Implementation of Code
©History-Computer.com
In the screenshot, we can see the output [A, B, C, D, E F]. This is what we’d expect since BFS explores the nodes at each depth level before moving on to the next. Referring back to the graph, we see that B and C will be added to the queue and visited first. B is visited, and then A and C are added to the queue. Since A has been visited already, C is visited next, and A is removed. After this, C’s neighbors, D, E and F, are added to the queue. These are then visited, and the output is printed.

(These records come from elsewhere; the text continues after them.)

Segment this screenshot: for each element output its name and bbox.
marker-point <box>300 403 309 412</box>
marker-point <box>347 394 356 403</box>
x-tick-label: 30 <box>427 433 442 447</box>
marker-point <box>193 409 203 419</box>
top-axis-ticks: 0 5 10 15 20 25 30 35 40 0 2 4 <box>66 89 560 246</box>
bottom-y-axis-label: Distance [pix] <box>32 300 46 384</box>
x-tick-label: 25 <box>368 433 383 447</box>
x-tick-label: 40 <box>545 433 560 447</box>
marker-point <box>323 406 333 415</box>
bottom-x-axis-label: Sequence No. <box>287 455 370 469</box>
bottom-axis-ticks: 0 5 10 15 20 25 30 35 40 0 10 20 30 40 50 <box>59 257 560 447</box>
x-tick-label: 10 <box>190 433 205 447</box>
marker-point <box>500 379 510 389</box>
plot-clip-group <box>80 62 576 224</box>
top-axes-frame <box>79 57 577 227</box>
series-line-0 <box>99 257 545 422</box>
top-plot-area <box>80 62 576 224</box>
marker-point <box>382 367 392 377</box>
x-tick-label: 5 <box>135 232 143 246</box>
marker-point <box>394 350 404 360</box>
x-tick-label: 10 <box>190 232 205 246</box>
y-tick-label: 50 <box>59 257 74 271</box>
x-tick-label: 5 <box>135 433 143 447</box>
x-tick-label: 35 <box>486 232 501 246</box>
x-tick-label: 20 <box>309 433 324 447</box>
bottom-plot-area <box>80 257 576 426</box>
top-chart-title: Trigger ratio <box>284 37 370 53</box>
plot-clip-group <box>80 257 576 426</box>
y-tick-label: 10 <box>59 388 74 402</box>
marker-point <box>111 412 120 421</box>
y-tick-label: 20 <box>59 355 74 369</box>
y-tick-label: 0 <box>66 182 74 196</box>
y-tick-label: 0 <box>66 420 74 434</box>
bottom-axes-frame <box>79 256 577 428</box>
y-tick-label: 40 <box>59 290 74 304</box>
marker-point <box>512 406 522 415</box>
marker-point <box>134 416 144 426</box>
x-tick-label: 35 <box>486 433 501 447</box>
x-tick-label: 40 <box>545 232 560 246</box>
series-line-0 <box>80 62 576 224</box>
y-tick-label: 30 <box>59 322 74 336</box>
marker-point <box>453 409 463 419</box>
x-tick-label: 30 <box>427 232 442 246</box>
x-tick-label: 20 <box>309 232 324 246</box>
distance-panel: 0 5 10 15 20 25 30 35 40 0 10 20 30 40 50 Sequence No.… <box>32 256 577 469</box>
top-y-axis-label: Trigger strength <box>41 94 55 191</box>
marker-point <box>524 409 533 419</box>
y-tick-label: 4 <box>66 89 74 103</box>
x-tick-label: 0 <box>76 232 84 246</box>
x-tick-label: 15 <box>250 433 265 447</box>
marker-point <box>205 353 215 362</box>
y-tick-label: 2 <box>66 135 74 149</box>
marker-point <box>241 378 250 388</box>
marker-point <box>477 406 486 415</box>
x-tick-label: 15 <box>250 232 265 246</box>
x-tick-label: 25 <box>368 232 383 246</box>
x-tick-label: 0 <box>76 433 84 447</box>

Using BFS for Disconnected Graphs
We used BFS for a connected graph previously. However, we can also use BFS when nodes are not all connected. We’re going to use the same graph data since the modified algorithm can be illustrated with either kind of graph. The modified code is:
from collections import defaultdict, deque
def bfs(graph, start):
queue = deque([start])
visited = set([start])
while queue:
node = queue.popleft()
print(node)
for neighbor in graph[node]:
if neighbor not in visited:
visited.add(neighbor)
queue.append(neighbor)
for node in graph.keys():
if node not in visited:
queue = deque([node])
visited.add(node)
while queue:
node = queue.popleft()
print(node)
for neighbor in graph[node]:
if neighbor not in visited:
visited.add(neighbor)
queue.append(neighbor)
graph = defaultdict(list)
edges = [("A", "B"), ("A", "C"), ("B", "C"), ("C", "D"), ("C", "E"), ("C", "F"), ("D", "F"), ("E", "F")]
for edge in edges:
graph[edge[0]].append(edge[1])
graph[edge[1]].append(edge[0])
bfs(graph, "A")
We have used an additional “for” loop. The loop iterates over all the nodes using the “graph.keys()” method. BFS starts a new queue if it finds an unvisited node and works recursively. By doing this, we visit all disconnected nodes. See the image below for an illustration.
©History-Computer.com
Best and Worst Use Cases for BFS
Now we know how BFS works, we should look at the time and space complexity of the algorithm to get an idea of its best and worst use cases.
Time Complexity of BFS
| Case | Complexity |
|---|---|
| Best | O(V + E) |
| Average | O(V + E) |
| Worst | O(V + E) |
We can see that the time complexity is the same in all cases, and is equal to O(V + E), where V is the number of vertices and E is the number of edges. In the best case, where we only have one node, the complexity will be O(1), because V = 1 and E = 0. In the average and worst cases, the algorithm visits all nodes that it can reach from the source node, so the complexity depends on the structure and size of the graph in both cases.
Space Complexity of BFS
| Case | Complexity |
|---|---|
| Best | O(V) |
| Average | O(V) |
| Worst | O(V) |
Again, we see that the complexity is the same for all cases. The algorithm visits each node no matter the graph structure. Therefore, the complexity depends on the number of vertices in the graph.
Wrapping Up
BFS is one way to traverse the nodes in a graph, calculate path distances, and explore relationships between nodes. It’s a very useful algorithm for exploring network systems and detecting graph cycles. BFS is relatively easy to implement for both connected and disconnected graphs. A benefit is that the time and space complexity are the same for all cases.